A coalition of international police decided to make a move against the criminals, which were thought to be operating out of Ukraine and Russia. The subsequent takedown of the botnet in June crippled the virus for some weeks, though cybersecurity workers observed it returning some months later, and other ransomware has also surfaced.
7. Naked celeb photos leaked from iCloud
The internet went crazy this August when it was revealed that naked photos of numerous celebrities had been leaked to the internet via the image board 4chan, in an event that came to be known as CelebGate or, more amusingly, "the Fappening".
It transpired was that various iCloud accounts had been hacked, with some websites reporting that such photos had circulated for some time before the story became mainstream. The result was a stream of recriminations from the press and the celebrities involved, with Jennifer Lawrence labelling the hack "a sex crime".
8. Shellshock shakes up system admins
After Heartbleed many thought other zero days would emerge from hiding, but few would have predicted another bug on the same scale. As it happened, a flaw with an even bigger potential to disrupt came along at the end of September, affecting the Bash command line used by Linux, Unix and Mac.
Estimates for how many machines could be affected went as high at 500 million, with security experts warning that some legacy systems would be difficult to patch. Various permutations suggested it created a range of vulnerabilities, including remote hacking, but little has been heard of it since.
9. Home Depot suffers Target-esque breach
The breach against US retailer Target at the end of 2013 highlighted the dangers facing point-of-sales (PoS) terminals, and it was only a matter of time before more shops were compromised.
Halfway through September Home Depot, a US hardware store, revealed that 56 million cards had been exposed in a five month long attack on its payments systems. Even though the store had started to fully encrypt its financial data earlier in the year, the hackers ultimately proved faster.
10. 83 million JP Morgan customers hacked
In October JP Morgan revealed to US authorities that 83 million of its customers had been hit in a cyber-attack earlier in the year, in one of the most serious hacks against a bank ever perpetrated.
Warnings that the company had suffered an intrusion began circulating earlier in the year as the company tried to ascertain the damage. Fortunately the bank did not see any "unusual customer fraud" in relation to the attack, which included mere contact details as opposed to more sensitive social security information and dates of birth.
11. Silk Road brought down for second time
The Tor anonymity network was originally developed for political campaigners, but quickly attracted the attention of those looking to sell illegal items online. One such site, Silk Road, was particularly successful at aiding the drug trade until the FBI arrested Ross "Dread Pirate Roberts" Ulbricht, accusing the young man of running the dark website.
After the arrest another iteration of the site sprang up in its place, with Blake "Defcon" Benthall alleged by the police to have been heading it up. A mole planted in the admin team eventually allowed the FBI to shut down the site again in November, though many think others like it will surely take over its role.
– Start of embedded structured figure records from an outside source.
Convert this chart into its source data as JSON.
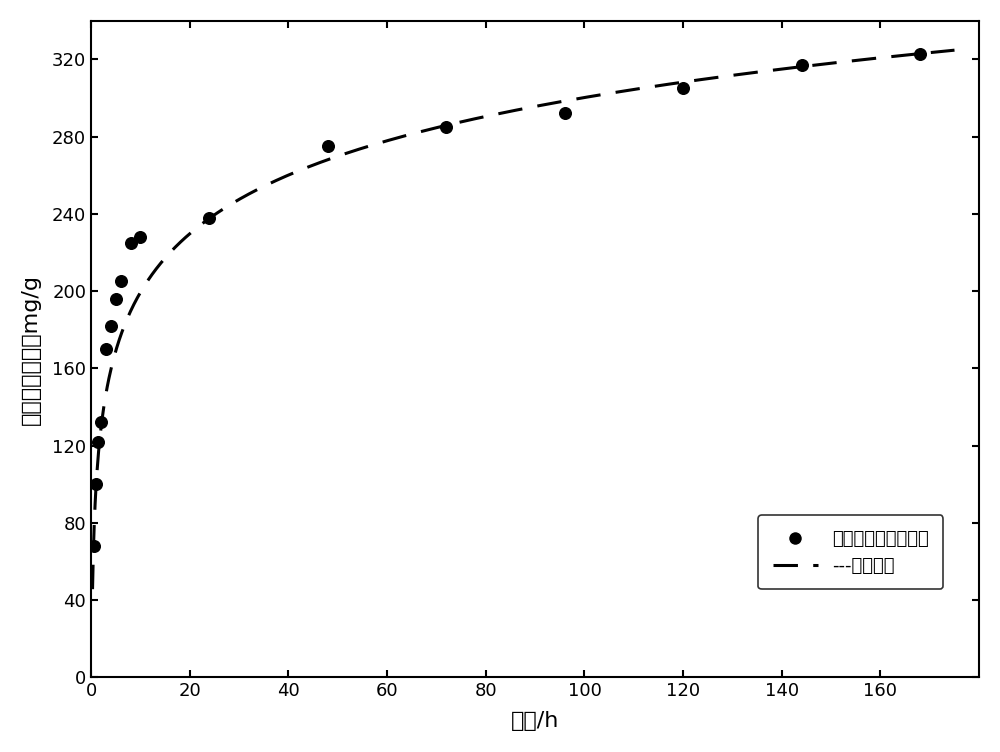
{
  "x_data": [
    0.5,
    1.0,
    1.5,
    2.0,
    3.0,
    4.0,
    5.0,
    6.0,
    8.0,
    10.0,
    24.0,
    48.0,
    72.0,
    96.0,
    120.0,
    144.0,
    168.0
  ],
  "y_data": [
    68,
    100,
    122,
    132,
    170,
    182,
    196,
    205,
    225,
    228,
    238,
    275,
    285,
    292,
    305,
    317,
    323
  ],
  "xlabel": "释放/h",
  "ylabel": "碳源累积释放量mg/g",
  "legend_scatter": "碱加热处理玉米秸秵",
  "legend_line": "拟合曲线",
  "scatter_color": "#000000",
  "line_color": "#000000",
  "background_color": "#ffffff",
  "xlim": [
    0,
    180
  ],
  "ylim": [
    0,
    340
  ],
  "xticks": [
    0,
    20,
    40,
    60,
    80,
    100,
    120,
    140,
    160
  ],
  "yticks": [
    0,
    40,
    80,
    120,
    160,
    200,
    240,
    280,
    320
  ],
  "a_fit": 43.84,
  "b_fit": 98.38,
  "fit_x_start": 0.3,
  "fit_x_end": 175.0
}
12. Sony films and employee data plundered
Sony has been victim to a number of attacks on their systems, including a previous hit on the PlayStation Network that landed them a £250,000 fine from the Information Commissioner’s Office.
This time round the breach was far more serious, with Sony Pictures systems being rendered unusable for a week, and reams of company data being stolen. Five of the company’s films waiting to be released to cinema or DVD were leaked online, and data dumps revealed that 47,000 employee social security numbers had been stolen, in what may be the worst corporate hack ever.